Estoy feliz. Mi relación con mi mujer vuelve a ser la que era y eso, en cierto modo, repercute en mi trabajo, pues lo veo todo con más positividad.

Cuando termino una reunión, al regresar a mi despacho lo primero que hago es tomarme una pastilla. Hoy la cabeza me está matando. Segundos después, Gerta entra y me indica que han llamado del instituto de Flyn. Necesitan que me pase por allí.

¡Joder, ¿qué habrá hecho ahora?!

Sin avisar a Jud, porque hemos decidido que ahora soy yo el que se ocupa del crío y por eso me han llamado a mí, salgo inmediatamente hacia el instituto y, al llegar a secretaría, lo veo allí sentado.

Al verme, su gesto cambia; me acerco a él y pregunto:

—¿Qué narices has hecho ahora?

Antes de que él responda, el director abre la puerta de la secretaría y dice:

—¿El señor Zimmerman?

Asiento, y él indica:

—Pase a mi despacho, por favor.

Sin dudarlo, lo hago, mientras que Flyn ni se mueve.

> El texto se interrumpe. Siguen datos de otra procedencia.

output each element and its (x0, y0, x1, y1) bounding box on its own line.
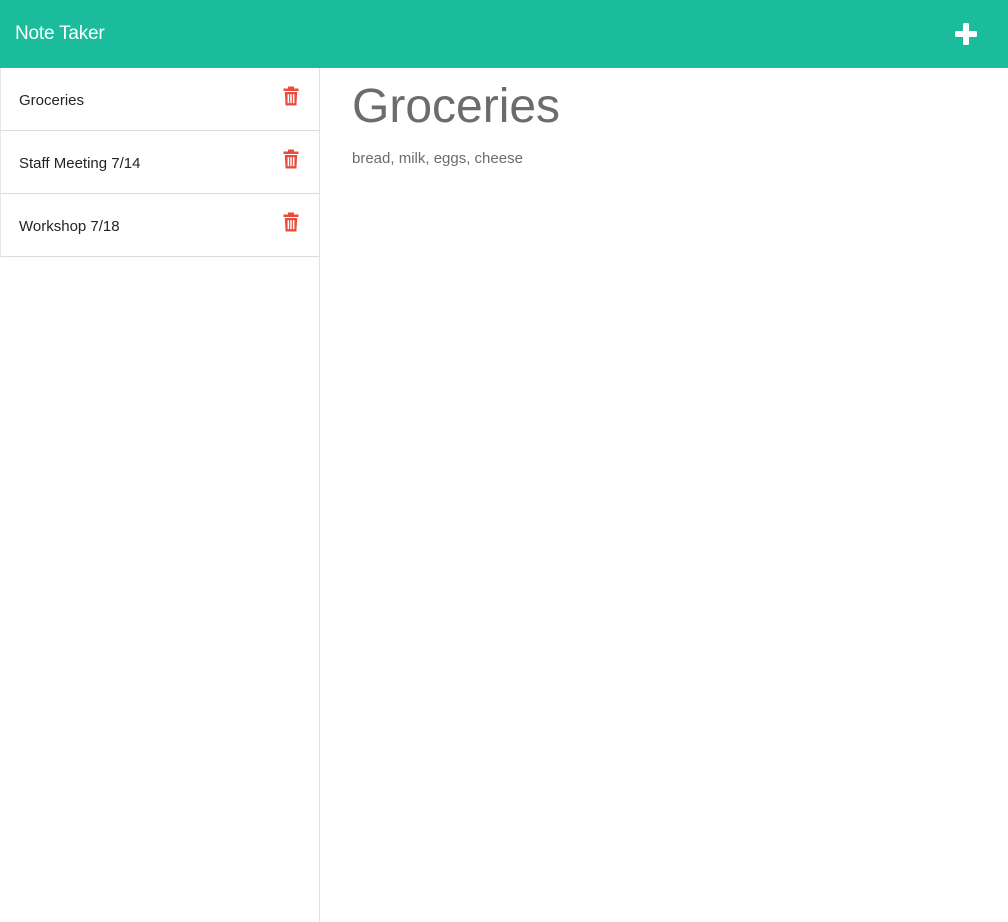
trash-icon[interactable] (283, 212, 299, 232)
note-title[interactable]: Workshop 7/18 (19, 218, 120, 235)
trash-icon[interactable] (283, 149, 299, 169)
note-title[interactable]: Groceries (19, 92, 84, 109)
note-list: Groceries Staff Meeting 7/14 Workshop 7/… (0, 68, 319, 257)
note-list-item[interactable]: Groceries (0, 68, 319, 131)
note-list-item[interactable]: Workshop 7/18 (0, 194, 319, 257)
note-title-field[interactable]: Groceries (352, 80, 1008, 134)
plus-icon (955, 23, 977, 45)
notes-sidebar: Groceries Staff Meeting 7/14 Workshop 7/… (0, 68, 320, 922)
navbar: Note Taker (0, 0, 1008, 68)
note-text-field[interactable]: bread, milk, eggs, cheese (352, 150, 1008, 167)
brand-link[interactable]: Note Taker (15, 23, 105, 45)
note-list-item[interactable]: Staff Meeting 7/14 (0, 131, 319, 194)
new-note-button[interactable] (952, 20, 980, 48)
note-detail: Groceries bread, milk, eggs, cheese (320, 68, 1008, 922)
note-title[interactable]: Staff Meeting 7/14 (19, 155, 140, 172)
trash-icon[interactable] (283, 86, 299, 106)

Una vez que aquel cierra la puerta, me hace saber que mi hijo no ha querido ir a su sesión con el psicólogo y ha saltado la valla del instituto para marcharse.

Joder…, joder…, cómo me duele la cabeza y la mala leche que me entra.

Durante varios minutos oigo al director del centro quejarse de mi hijo. Las cosas que me dice me duelen. En ocasiones, parece que me habla de un extraño, no del niño que yo he criado. ¡Joder! Odio que Flyn sea ese chico del que habla y, cuando me ve agobiado, comenta:

—Por suerte, señor Zimmerman, todo esto pasará. Pero hay que estar pendientes de los muchachos. Las malas influencias pueden marcar el resto de sus vidas.

Asiento, sé que tiene razón. Acto seguido la puerta se abre y entra un tipo moreno cuya cara me suena mucho.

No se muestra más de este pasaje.